Q&A: Humana expands value-based payment push
- In 2019, 31% of Humana’s Medicare Advantage enrollees received care from providers in downside-risk contracts.
- Providers are expressing increased interest in value-based payment (VBP) arrangements due to the pandemic.
- Humana VBP arrangements mostly are with primary care practices but also are open to hospitals.
Humana continues to increase the use of value-based payment (VBP) in its Medicare Advantage (MA) plans, with a boost coming from the challenges created the COVID-19 pandemic.
Illustrating the change is the increase in Humana’s MA enrollees who are affiliated with providers in VBP models from 2.04 million in 2018 to 2.41 million in 2019, according to the health plan’s recently issued Value-based Care Report.
HFMA spoke with William Shrank, MD, chief medical officer of Humana, about the company’s expectations for 2021.
HFMA: What new or changing approaches in value-based payment is Humana looking to implement in its MA plans?
Shrank: COVID has really shined a light on the value of value-based payment.
Our providers, in particular those that were in the more progressive models that were pre-paid, were just far better positioned to financially weather the storm and also to be very nimble and flexible and adopt more patient-centered approaches to caring for our members.
This is a really good proof point to show that value-based care is really enabling at a time of uncertainty. So, we’re seeing more and more interest from providers about moving to those kinds of relationships, and we expect only to see more growth.
There is an argument, that I think is fair, that value-based care promotes resiliency. At a time when creating a resilient healthcare workforce or healthcare system is such a high priority, we anticipate continued growth in that space.
HFMA: How did the volume of your VBP contracts with physicians or hospitals fare in 2020, and what are your projections or targets for 2021?
Shrank: We have a considerable number of providers that take downside risk.
Approximately, two-thirds of our patients are managed by providers in value-based arrangements, and nearly half of [those providers] take meaningful downside risk.

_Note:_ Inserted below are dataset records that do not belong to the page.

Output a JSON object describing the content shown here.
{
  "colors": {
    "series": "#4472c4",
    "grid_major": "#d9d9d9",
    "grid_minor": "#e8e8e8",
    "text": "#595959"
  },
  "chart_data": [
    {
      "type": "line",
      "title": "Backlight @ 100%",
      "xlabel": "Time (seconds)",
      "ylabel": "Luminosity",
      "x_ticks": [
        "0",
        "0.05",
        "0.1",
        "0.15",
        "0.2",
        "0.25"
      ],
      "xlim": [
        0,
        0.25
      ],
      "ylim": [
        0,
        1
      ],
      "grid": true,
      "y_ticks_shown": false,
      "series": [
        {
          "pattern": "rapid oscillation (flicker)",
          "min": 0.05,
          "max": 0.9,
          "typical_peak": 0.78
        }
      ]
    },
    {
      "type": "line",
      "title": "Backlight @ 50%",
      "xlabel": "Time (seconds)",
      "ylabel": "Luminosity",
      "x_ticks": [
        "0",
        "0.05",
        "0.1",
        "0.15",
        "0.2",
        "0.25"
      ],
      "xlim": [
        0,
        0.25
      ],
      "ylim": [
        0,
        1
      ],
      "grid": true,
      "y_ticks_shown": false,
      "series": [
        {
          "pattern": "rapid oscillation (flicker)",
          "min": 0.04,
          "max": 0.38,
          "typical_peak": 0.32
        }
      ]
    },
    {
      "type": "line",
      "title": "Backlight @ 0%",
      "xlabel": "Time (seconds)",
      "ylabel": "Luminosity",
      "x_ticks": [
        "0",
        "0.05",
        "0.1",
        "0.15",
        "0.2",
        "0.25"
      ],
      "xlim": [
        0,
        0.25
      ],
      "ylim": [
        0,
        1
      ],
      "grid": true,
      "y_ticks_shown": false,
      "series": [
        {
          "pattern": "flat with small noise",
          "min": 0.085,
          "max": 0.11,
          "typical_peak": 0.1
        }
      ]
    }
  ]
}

So , we are pretty progressive in the marketplace around engagement with providers that are financially aligned with us and with the health outcomes of our members.
HFMA: Do your MA plans include just physicians, or hospitals as well?
Shrank: We’ve had our greatest success in moving to full-value relationships where our providers are taking full risk for the population of our members that they serve in primary care relationships.
We are eager to work with any type of provider that wants to move to value-based care and value-based purchasing arrangements.
We don’t have a priori preferences. The primary care providers have been quicker to adopt, but we continue to believe that we’re going to meet providers wherever they are and help them on their path, that transition to value-based care. We will work with any provider, whether they are a hospital, an integrated health system, a small primary care practice, to engage them and partner with them and move them in the direction of value-based care.
HFMA: Are there any changes you’re looking to make to your upfront health-risk assessments?
Shrank: We’ve shown that there is a really important opportunity, when you meet with patients in the home, to more deeply understand their social context, the environment in which they live and gaps in their current care process.
It is much easier to understand if someone is socially isolated, if they are food insecure, if they have housing insecurity, from visiting a patient in their home. Understanding that deeper context of the circumstances in which they live, we believe we’re in a much better position to help them address the barriers that they are facing [in] managing their chronic conditions.
So, we do think it is a really important part of the management of patients. We’ve made a lot of investments to have stronger relationships with our members in the home. We’ve made a big investment in Kindred at Home [of which Humana owns 40%], we are doing as much as we can around virtual care to make sure we are connecting with patients in the home, and those connections with patients in the home are really important to supporting our members in helping them achieve their best health.
HFMA: Any plans to give providers access to those upfront health-risk assessments of enrollees?
Shrank: I’m not exactly sure to what extent those are currently available, but I can say without any hesitation that our biggest priority from a data perspective is to create data interoperability, to make sure we share every bit of data we have with our providers. And we want our providers to share with us. And we think only that kind of transparency is going to enhance our ability to be deeper or better or more constructive partners and manage our members — their patients — longitudinally in a more collaborative way.
From a philosophical perspective, overwhelmingly the answer is, “Yes, we want to create more and more data interoperability.”
HFMA: How are you working with providers on social determinants of health?
Shrank: Particularly in value-based arrangements, our partners appreciate the partnership. Some providers in large health systems have a lot of infrastructure to help identify community-based organizations that can help our members, their patients, with challenges with health-related social needs. But many providers do not have a good network or do not have the resources to really help their patients address social needs when they arise.
Our ability to help create a network of community-based organizations and a more integrated system for addressing health-related social needs is now integrated into our business model. Many providers appreciate our partnership, appreciate the fact that those are gaps that we can help them fill and those are resources that we can bring to the table to help support the holistic management and needs of our members, their patients.